Genre: Non-Fiction

Notes: 23/50 Chilling, well-researched, and fascinating.  About time someone got it right

Review: While I don’t remember Columbine as well as others (I was in elementary school at the time), I still remember vague echoes of horror and a little tightening around my parents about sending my sister and I off to school.  In my mind, this is the first school shooting that really rattled America and made school seem like a battlefield rather than the safety it was supposed to provide.

I remember hearing about Cassie Bernall because I want to a small, evangelical Christian school, and they lived for modern day martyrs. Cullen debunks the rumor that “she said yes” about her faith in God before Eric Harris shot her in the face.  And you know what’s so great about this book?  There’s no malice.  Cullen didn’t set out to tear the rug out from under the Bernall family and prove their daughter didn’t die for her faith, as they hoped.  He just reported the facts as he understood them. There’s no shaming the community, the police response, or blaming the Harris or Klebold families for raising sons who murdered fellow classmates.  This account simply is.

Cullen presents a painstakingly researched account of what happened at Columbine that day in 1999, an attempt to explain why, and how the community struggled to rebuild and come to terms with what happened.

What

What exactly happened that day?  Or, really, what didn’t happen?  Columbine wasn’t just meant to be a school shooting, Eric and Dylan weren’t two loners who snapped at jocks, they weren’t a part of the Trench Coat Mafia, or any of the other silly rumors circling after the shooting.  It was a bombing gone wrong.  Eric and Dylan didn’t want to shoot specific students or have a hit list, they wanted to kill everyone.  When police and emergency personnel rushed to the scene, they wanted to blow up Dylan’s car to increase the body count even more.  The guns were merely to pick of stragglers picking their way out of the wreckage of a bombed school.

Cullen was a member of the media covering Columbine and they made serious leaps of faith with little facts and primarily contributed to the myths and rumors that surround Columbine to this day.  In my opinion, this was the first truly American strategy that played out on television with the 24/7 news machine.  Reporters constantly vamp and speculate when new information isn’t available in an attempt to keep the audience engaged.  The leaps they made were logical leaps but ultimately untrue.

Why

The first question people tend to ask when something like this happens is “Why?”  We need to know motive.  It helps us tie things into neat little packages.  We need a world that makes sense and follows rules.  Outcasts picked on one too many times fit the bill.  It made sense.  Sad, tragic, yes.  But unfathomable?  No.

Unfortunately, Eric and Dylan didn’t fit into these boxes.  The FBI’s assessment of Eric concluded that he was a psychopath.  He simply enjoyed killing.  There was no motive that prompted his killing.  He simply liked to watch people suffer.  He felt no empathy and very little emotion even though he could charm the pants off of any adult who felt any suspicion toward him.  Dylan simply hated his life and needed a direction – he followed Eric because it offered him a way out, it seems.

When I read this account, and I couldn’t help but think of the shooting in Aurora, CO in the movie theater of the Dark Knight Rises premiere.
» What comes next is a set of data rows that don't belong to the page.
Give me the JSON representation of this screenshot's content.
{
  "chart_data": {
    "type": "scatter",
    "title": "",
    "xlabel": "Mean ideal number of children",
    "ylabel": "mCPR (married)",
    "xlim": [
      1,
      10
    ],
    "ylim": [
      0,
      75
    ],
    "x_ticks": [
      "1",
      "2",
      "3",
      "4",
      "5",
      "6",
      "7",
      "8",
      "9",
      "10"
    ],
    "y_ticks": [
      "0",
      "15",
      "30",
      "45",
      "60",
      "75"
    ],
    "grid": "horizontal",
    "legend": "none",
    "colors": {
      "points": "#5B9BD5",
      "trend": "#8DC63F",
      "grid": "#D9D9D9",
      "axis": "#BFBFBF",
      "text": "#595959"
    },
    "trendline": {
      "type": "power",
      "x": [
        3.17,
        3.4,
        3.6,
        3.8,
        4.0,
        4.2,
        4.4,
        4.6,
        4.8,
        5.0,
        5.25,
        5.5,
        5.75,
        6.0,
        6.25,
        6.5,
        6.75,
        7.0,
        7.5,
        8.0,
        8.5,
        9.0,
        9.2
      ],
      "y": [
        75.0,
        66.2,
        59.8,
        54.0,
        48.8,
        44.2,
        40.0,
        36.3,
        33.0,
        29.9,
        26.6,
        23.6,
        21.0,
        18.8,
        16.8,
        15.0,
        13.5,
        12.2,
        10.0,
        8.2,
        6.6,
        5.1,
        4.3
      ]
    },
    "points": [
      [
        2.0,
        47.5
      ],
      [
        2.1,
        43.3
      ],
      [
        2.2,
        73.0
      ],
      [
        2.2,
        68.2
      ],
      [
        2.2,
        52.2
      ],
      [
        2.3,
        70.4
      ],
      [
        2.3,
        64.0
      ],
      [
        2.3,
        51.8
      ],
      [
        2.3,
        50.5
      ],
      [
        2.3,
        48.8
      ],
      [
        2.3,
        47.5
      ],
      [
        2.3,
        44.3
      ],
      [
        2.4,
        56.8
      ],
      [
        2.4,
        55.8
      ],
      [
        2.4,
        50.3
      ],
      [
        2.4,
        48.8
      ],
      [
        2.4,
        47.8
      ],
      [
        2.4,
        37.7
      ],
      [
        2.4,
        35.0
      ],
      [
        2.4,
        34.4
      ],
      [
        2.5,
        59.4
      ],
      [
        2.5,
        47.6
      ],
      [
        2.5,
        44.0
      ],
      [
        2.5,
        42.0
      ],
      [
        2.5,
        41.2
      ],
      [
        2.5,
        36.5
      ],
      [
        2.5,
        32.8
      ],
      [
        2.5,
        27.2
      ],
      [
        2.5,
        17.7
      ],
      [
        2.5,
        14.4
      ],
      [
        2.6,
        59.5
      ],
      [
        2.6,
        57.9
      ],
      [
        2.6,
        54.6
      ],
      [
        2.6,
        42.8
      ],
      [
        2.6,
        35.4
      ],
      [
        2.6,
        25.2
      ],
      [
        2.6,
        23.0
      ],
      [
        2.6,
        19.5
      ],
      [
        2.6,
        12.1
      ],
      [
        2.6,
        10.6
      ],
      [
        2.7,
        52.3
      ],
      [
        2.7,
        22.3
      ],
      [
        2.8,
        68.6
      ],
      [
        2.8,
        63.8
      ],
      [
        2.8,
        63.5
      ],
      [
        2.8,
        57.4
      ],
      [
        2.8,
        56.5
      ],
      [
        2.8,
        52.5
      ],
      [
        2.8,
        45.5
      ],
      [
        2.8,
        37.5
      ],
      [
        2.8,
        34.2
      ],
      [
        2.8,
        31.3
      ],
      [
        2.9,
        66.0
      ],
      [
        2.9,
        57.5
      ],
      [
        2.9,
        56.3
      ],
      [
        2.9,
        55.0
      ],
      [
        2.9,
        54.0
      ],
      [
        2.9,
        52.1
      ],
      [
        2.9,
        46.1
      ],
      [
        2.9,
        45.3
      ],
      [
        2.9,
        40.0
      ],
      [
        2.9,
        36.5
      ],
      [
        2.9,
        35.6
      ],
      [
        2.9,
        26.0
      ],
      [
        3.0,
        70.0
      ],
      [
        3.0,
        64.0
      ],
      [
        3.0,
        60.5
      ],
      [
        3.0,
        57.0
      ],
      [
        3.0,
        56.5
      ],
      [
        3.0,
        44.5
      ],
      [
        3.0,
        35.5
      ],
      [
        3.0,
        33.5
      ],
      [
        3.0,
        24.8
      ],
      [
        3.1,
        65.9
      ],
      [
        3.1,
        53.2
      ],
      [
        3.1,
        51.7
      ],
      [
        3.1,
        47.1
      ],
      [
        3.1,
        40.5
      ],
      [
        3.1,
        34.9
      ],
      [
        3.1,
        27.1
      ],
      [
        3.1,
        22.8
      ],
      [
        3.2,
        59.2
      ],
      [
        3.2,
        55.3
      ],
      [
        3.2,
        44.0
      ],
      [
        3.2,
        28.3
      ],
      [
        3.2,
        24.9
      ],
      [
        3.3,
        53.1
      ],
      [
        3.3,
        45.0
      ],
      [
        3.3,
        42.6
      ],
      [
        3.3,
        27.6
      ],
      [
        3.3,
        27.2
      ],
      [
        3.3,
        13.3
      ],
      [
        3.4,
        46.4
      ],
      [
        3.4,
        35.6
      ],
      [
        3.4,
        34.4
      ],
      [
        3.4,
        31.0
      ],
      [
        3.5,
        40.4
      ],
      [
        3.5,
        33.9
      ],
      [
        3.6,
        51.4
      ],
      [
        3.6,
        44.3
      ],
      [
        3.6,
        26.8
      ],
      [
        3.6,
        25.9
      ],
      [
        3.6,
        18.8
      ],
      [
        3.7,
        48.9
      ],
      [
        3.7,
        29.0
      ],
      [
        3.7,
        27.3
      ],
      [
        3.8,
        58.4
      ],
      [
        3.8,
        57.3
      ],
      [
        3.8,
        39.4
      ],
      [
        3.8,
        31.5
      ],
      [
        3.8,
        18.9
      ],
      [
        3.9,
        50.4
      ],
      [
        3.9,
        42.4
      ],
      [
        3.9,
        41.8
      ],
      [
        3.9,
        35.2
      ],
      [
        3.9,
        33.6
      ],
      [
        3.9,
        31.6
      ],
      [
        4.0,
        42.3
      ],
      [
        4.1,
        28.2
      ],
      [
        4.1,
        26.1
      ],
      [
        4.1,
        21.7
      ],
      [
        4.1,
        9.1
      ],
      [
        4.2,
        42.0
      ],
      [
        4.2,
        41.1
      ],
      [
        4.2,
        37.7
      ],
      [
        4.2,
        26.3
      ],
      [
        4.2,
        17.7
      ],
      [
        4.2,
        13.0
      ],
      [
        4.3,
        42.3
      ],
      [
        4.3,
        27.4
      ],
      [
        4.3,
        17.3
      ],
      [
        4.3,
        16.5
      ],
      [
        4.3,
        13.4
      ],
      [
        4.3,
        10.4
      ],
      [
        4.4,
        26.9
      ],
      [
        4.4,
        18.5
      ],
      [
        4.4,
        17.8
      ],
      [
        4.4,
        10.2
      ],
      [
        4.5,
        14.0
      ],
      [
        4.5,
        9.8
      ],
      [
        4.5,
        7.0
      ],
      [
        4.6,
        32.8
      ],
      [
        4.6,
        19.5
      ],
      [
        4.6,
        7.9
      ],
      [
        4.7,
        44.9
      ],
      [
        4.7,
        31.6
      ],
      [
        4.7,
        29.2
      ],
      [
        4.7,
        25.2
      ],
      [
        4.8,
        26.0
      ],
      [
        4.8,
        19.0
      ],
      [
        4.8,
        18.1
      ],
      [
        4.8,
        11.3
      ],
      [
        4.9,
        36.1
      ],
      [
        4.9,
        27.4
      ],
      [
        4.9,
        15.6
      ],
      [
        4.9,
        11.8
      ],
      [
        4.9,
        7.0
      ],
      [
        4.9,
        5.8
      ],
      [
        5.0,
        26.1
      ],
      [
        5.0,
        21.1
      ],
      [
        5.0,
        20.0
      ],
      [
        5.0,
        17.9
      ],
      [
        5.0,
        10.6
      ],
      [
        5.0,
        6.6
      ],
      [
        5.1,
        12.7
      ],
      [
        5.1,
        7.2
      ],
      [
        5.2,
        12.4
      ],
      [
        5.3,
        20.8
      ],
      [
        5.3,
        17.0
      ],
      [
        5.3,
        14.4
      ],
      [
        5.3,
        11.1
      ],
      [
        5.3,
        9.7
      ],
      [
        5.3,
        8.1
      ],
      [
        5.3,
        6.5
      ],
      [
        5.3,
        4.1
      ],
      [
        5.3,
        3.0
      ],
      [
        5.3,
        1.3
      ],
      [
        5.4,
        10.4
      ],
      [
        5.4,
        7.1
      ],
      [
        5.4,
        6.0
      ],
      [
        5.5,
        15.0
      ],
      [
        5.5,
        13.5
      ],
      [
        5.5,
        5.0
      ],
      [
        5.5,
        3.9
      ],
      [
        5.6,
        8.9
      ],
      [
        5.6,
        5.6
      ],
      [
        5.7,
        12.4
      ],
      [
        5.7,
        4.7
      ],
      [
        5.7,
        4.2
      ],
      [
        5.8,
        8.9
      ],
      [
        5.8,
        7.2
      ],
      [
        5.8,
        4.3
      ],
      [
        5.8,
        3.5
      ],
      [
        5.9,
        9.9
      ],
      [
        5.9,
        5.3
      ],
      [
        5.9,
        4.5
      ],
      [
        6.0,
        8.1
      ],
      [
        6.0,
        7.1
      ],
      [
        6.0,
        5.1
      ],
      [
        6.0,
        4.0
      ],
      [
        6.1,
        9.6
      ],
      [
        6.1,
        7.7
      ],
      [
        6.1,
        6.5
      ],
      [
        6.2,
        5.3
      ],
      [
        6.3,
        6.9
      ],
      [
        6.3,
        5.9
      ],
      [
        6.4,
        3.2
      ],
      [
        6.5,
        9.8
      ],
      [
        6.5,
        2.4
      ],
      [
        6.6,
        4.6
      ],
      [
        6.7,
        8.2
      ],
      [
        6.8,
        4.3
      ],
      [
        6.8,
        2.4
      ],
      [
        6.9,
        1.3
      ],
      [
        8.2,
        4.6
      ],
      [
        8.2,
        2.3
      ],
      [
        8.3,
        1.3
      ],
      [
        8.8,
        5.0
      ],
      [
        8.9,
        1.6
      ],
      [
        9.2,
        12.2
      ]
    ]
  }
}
When I heard, I was disgusted and sad.  It hit me harder than I thought it would because my friends and I frequently see midnight premieres.  I wanted a motive.  Why would anyone do this?  What purpose does it serve?  But, unfortunately, I think reading this book gave me the answer.  He did it to do it.  Killing people was the motive, not the result. He likens himself to the Joker in the series.  Like Alfred said “some men just want to watch the world burn.”

How

The community, obviously rattled struggled for years to become normal again.  Long after the world stopped paying attention to them and long after (sadly) the nation really cared anymore.  There were lawsuits, angry parents, and students on suicide watch constantly.  Cullen’s interviews and portrayal of the principal, Mr. D, are refreshing. That man deserves a medal for taking care of his students as well as he did.

Eventually, the community reclaimed Columbine High School.  Even while today Columbine is synonymous with “school shooting,” students wanted their school back and shouted “We are..COL-um-BINE” to reclaim their identity and their pride. The world crushes us all, but they became stronger in the broken places, as Hemingway so gracefully puts it.

Bottom Line: Forget everything you thought you knew about Columbine.  This book isn’t depressing or gruesome or graphic.  It is just an attempt at an accurate account of that day and those involved. Highly recommend!